Pairwise comparison of Y2H datasets
| References | Ito | Cagney | Tong | Hazbun | Zhao | Uetz | Uetz |
| [1] | - | 9 | 7 | 24 | 1 | 224 | 47 |
| [2] | 28 | - | 0 | 0 | 0 | 7 | 3 |
| [3] | 34 | 0 | - | 0 | 0 | 4 | 7 |
| [4] | 856 | 14 | 25 | - | 0 | 15 | 12 |
| [5] | 43 | 1 | 2 | 38 | - | 0 | 0 |
| [6] Experiment 1 | 388 | 14 | 22 | 272 | 15 | - | 36 |
| [6] Experiment 2 | 200 | 9 | 26 | 204 | 13 | 108 | - |
The values above the diagonal give the number of viable baits in common between each pair of experiments, and the values below the diagonal give the number of viable prey in common. We see that the overlap between experiments in the sampled fractions of protein- interaction space is in all cases very small, given that thousands of interactions were assayed.

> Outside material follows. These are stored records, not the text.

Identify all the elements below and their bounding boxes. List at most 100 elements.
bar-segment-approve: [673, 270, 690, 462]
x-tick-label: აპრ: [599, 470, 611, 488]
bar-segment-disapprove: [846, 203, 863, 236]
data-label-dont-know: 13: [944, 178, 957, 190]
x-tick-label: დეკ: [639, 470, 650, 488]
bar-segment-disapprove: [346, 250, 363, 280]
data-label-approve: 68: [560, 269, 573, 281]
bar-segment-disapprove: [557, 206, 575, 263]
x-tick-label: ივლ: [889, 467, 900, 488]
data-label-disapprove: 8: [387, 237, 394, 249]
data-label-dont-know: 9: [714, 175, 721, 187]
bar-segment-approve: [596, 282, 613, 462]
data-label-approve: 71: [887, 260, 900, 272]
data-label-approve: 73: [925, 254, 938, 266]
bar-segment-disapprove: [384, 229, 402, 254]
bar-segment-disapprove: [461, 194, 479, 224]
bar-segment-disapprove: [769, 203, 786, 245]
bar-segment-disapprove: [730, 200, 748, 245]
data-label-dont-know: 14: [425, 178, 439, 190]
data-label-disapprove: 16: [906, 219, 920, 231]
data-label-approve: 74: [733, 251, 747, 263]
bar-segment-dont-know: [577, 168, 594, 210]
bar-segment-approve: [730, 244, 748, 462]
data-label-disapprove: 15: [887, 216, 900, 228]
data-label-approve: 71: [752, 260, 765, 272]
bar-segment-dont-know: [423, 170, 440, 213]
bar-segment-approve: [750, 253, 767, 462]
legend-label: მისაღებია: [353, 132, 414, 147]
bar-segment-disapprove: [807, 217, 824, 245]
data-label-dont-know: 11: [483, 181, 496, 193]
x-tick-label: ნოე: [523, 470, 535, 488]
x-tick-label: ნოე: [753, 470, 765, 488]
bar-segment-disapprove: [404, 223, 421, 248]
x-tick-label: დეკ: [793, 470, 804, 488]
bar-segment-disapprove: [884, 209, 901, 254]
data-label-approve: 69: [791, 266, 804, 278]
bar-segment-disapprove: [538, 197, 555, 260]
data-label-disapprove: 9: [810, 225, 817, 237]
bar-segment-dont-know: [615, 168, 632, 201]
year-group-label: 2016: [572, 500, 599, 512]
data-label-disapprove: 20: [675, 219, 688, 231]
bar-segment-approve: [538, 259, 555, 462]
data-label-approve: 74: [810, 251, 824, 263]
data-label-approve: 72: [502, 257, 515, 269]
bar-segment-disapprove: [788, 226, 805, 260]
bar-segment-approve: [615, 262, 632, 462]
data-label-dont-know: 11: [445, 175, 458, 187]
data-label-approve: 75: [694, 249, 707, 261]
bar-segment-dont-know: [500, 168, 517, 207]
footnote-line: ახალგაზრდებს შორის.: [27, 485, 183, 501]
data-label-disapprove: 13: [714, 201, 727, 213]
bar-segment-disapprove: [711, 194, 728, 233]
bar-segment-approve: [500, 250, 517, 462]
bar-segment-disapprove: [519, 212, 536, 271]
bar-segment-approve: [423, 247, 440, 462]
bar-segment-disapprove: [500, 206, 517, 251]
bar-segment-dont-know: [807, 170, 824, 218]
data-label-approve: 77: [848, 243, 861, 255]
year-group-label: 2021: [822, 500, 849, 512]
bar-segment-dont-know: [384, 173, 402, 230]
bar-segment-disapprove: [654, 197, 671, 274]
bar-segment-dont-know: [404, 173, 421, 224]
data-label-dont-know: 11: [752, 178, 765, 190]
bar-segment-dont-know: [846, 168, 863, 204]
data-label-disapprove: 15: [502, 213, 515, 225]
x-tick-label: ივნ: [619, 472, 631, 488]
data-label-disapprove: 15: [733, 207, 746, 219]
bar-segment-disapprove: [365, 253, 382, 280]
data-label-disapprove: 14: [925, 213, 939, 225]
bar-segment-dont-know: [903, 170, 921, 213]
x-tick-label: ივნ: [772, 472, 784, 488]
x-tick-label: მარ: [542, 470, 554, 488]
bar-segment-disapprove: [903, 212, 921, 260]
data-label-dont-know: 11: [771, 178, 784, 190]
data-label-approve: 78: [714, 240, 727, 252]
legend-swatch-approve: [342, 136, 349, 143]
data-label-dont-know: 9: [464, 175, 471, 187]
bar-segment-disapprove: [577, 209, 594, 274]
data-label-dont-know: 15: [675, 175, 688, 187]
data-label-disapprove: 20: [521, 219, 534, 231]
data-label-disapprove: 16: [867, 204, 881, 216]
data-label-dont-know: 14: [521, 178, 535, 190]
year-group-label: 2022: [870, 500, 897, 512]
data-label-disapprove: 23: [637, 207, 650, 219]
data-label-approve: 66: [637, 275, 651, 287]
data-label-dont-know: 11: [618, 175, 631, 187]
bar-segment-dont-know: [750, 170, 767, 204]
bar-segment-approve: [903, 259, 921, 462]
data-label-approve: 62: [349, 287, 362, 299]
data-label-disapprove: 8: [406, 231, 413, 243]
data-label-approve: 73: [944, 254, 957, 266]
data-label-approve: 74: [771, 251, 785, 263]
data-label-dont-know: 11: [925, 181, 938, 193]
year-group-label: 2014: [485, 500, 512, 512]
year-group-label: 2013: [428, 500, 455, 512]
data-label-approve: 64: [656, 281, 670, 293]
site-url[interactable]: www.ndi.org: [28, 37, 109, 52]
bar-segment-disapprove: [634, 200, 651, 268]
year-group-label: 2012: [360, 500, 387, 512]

Pairwise comparison of AP-MS datasets
| References | Gavin | Ho | Krogan | Gavin | Krogan |
| [7] | - | 82 | 51 | 442 | 334 |
| [8] | 516 | - | 25 | 222 | 286 |
| [9] | 299 | 246 | - | 121 | 151 |
| [10] | 1,143 | 717 | 371 | - | 1,128 |
| [11] | 1,149 | 1,277 | 478 | 1,732 | - |
As in Table 2 the values above the diagonal give the number of viable baits in common between each pair of experiments, and the values below the diagonal give the number of viable prey in common. Again, the overlap is very small. Consider the two largest experiments carried out so far: with a set of 2,264 viable baits and 5,323 viable prey, Krogan et al. [11] tested for the presence of at least 12 million complex membership interactions. Gavin et al. [10], with 1,752 viable baits and 1,790 viable prey, tested for at least 3.1 million interactions. However, even for these two datasets, the largest so far, the known overlap is only 1,128 × 1,732 ≈ 2.0 million. One of the possible explanations for these low estimates of coverage and overlap is that our definitions of viable baits and viable prey are restrictive and that indeed a much larger space of interactions might have been tested. For example, Gilchrist et al. [29] estimated a value about twice ours for the number of tested prey in [7]. This situation will hopefully be alleviated as researchers report more complete data on which interactions were actually tested.